Keep in mind here, I am not trying to talk bad about the tutorials, I am very grateful, that people are making an effort to explain the api and distribute their knowledge for free, but I just needed to know a little more about those commands. The specification actually cleared some of that stuff up for me in chapter 2.5 now but then again I don’t know how necessary it is to comprehend these things yet, since, as a beginner I don’t have much of an overview over the api (obviously ^^).

I do feel that you’re right anyways about getting stuck on some details as in that I should probably just continue with the tutorials for now.

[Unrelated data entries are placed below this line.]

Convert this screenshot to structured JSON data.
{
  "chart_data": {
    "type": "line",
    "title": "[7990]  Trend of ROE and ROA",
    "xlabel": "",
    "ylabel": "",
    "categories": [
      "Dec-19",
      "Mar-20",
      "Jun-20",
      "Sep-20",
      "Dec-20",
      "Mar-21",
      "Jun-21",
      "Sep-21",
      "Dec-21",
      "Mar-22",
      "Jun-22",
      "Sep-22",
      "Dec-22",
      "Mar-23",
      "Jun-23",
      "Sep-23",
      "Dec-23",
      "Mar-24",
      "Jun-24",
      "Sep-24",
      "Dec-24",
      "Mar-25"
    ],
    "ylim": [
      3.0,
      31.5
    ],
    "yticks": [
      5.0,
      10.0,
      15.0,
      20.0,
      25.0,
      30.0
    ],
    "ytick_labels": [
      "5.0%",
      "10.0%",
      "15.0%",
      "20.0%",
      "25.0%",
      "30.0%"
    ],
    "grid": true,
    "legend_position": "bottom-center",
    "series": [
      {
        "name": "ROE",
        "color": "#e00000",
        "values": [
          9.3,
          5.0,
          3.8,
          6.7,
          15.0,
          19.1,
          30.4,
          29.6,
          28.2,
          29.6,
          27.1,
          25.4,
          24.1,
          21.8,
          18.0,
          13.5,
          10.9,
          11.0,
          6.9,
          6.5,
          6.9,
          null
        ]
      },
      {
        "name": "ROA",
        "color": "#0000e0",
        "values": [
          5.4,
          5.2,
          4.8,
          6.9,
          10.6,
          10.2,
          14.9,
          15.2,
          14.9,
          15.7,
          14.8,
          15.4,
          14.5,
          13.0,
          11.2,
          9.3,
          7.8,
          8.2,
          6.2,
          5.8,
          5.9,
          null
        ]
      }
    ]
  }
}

[QUOTE=carsten neumann;1249174]Calls to glutInitContextProfile() probably only have an effect if done before glutCreateWindow() or perhaps even glutInit() (sorry, don’t know it off-hand) - an OpenGL context can not switch between profiles, you select the profile before you create the context and stick with it until the end your application - or you create a another context (which is an usual/advanced thing).
The original GLUT library is not being developed any more (the one your documentation link points to), there are alternate implementations of the same functionality (freeglut is one) and some have implemented new stuff that did not exist in the original GLUT.[/QUOTE]

I did put that method in front of glutInit() just to test this, but it didn’t change it. As a matter of fact I don’t feel like finding the reason for that though, as I (as you said) feel like I am getting hung up on the little things with that.

I was actually already using freeglut with the ogldev tutorial but somehow didn’t find the reference there at first try ^^ Oddly enough glutInitContextProfile() is not mentioned in that reference either though.